Returned Peace Corps Volunteer Collection at the John F. Kennedy Library.
Noteworthy Peace Corps Collections
National Archives
The National Archives maintains a collection of the Records of the Peace Corps:
http://www.archives.gov/research/guide-fed-records/groups/490.html
Smithsonian Institution, National Anthropological Archives
The Papers of Peace Corps Volunteers: 1920-1894 collection includes contributions from 101 former volunteers or administrators involved in diverse assignments such as education, community development, agriculture, health work, and service through such special skills as art, surveying, mechanics, and photography. Two additional collections include materials of missionaries that were offered to the archives as the result of the program to collect Peace Corps materials. Included are diaries, correspondence, writings, printed and processed material, sound recordings, and administrative materials. There are also photographic materials that show such subjects as traditional and modern agriculture, architecture, body scarification, ceremonies, dance, dress, fishing, food preparation and other domestic activities, industry, medicine, and transportation.
University of New Mexico
The University of New Mexico maintains archives of Peace Corps training programs which took place in the state in the early days of the Peace Corps.
University of Kentucky
The Louie B. Nunn Center for Oral History at the University of Kentucky contains “interviews with returned Peace Corps volunteers and individuals associated with the Peace Corps with connections to Kentucky. Interviewees served in the Peace Corps from its inception in 1961 to the present. Volunteers discuss their experiences before, during, and after Peace Corps including their motivations for joining, the application process, training, living situations, difficulties, the job, relationships, coming home, and their impact on the host country and on their own lives.”
Other Initiatives
Finally, NPCA is aware of two initiatives to create a permanent museum-like presence for the Peace Corps:
Committee for a Museum of the Peace Corps Experience
The Committee for a Museum of the Peace Corps Experience (CMPCE) was started in 1999 by a group of returned Peace Corps Volunteers in Portland, Oregon and is devoted to sharing the Peace Corps story with the broader American public. The Committee for a Museum of the Peace Corps Experience (CMPCE) currently has no permanent storage or exhibit space but is building a constituency for its concept through quality temporary exhibits of items loaned by fellow RPCVs.

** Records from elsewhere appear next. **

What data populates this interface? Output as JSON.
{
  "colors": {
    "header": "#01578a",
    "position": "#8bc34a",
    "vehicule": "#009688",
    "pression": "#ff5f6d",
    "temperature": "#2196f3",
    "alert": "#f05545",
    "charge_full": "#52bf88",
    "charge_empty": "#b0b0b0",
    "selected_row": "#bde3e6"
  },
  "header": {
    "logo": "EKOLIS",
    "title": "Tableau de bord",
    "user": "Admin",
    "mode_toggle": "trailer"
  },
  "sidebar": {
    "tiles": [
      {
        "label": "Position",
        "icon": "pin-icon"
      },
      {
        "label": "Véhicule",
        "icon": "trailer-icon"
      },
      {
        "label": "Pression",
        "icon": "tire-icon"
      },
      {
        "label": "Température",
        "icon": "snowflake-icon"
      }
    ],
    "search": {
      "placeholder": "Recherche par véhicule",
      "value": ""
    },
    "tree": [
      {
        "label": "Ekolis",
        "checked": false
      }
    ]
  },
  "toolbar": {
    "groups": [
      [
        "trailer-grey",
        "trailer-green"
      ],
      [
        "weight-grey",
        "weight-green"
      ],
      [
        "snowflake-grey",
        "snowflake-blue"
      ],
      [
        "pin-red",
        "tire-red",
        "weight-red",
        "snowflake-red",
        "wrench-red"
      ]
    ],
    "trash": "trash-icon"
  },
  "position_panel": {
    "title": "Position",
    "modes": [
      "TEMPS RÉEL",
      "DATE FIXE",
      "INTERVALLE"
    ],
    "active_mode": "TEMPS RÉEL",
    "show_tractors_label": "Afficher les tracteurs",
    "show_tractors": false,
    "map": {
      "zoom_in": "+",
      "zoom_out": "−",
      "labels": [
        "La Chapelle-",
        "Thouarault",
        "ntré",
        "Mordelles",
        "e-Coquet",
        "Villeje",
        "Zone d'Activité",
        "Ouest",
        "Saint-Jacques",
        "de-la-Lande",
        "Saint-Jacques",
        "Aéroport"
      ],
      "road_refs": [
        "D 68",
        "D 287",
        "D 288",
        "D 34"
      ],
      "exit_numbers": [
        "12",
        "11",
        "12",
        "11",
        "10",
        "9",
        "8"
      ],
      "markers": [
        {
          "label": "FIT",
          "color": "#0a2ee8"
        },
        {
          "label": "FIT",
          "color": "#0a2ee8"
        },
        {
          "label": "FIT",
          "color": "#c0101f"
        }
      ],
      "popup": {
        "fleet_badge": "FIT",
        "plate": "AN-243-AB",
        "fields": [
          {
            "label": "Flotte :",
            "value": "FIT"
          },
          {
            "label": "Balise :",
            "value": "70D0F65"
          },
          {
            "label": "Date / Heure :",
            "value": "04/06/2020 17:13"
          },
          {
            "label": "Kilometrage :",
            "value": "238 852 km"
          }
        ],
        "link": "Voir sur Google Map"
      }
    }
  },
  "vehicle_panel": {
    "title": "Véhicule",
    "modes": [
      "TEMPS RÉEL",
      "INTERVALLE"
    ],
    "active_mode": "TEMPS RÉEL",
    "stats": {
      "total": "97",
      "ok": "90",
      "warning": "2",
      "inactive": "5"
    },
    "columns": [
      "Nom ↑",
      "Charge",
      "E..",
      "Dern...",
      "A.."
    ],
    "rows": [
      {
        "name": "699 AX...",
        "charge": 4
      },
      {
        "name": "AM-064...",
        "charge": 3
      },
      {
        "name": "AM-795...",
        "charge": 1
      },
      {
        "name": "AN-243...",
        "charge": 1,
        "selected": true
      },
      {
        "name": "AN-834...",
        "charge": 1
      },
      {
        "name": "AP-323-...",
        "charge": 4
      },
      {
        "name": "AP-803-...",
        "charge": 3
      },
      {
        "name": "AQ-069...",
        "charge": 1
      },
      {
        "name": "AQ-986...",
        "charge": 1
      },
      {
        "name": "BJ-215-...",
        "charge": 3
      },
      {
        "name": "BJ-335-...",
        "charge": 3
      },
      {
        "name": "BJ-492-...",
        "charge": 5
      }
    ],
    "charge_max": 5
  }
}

Peace Corps Experience Center and Archive
Spearheaded by Greg Polk (Mali 73-75), a small group of RPCVs and like-minded professionals have joined together on an ad hoc, pro-bono basis to develop the concept of a Peace Corps Experience Center and Archive. Center and Archive “is envisioned to be a dynamic, forward looking center drawing upon the vast experience of RPCVs as well as our overseas counterparts. It may include exhibit space, conference space, and archive space. Throughout the center we envision the organizing theme to be the 3 goals of Peace Corps with a particular emphasis on the underlying goal of peace and a shared development challenge.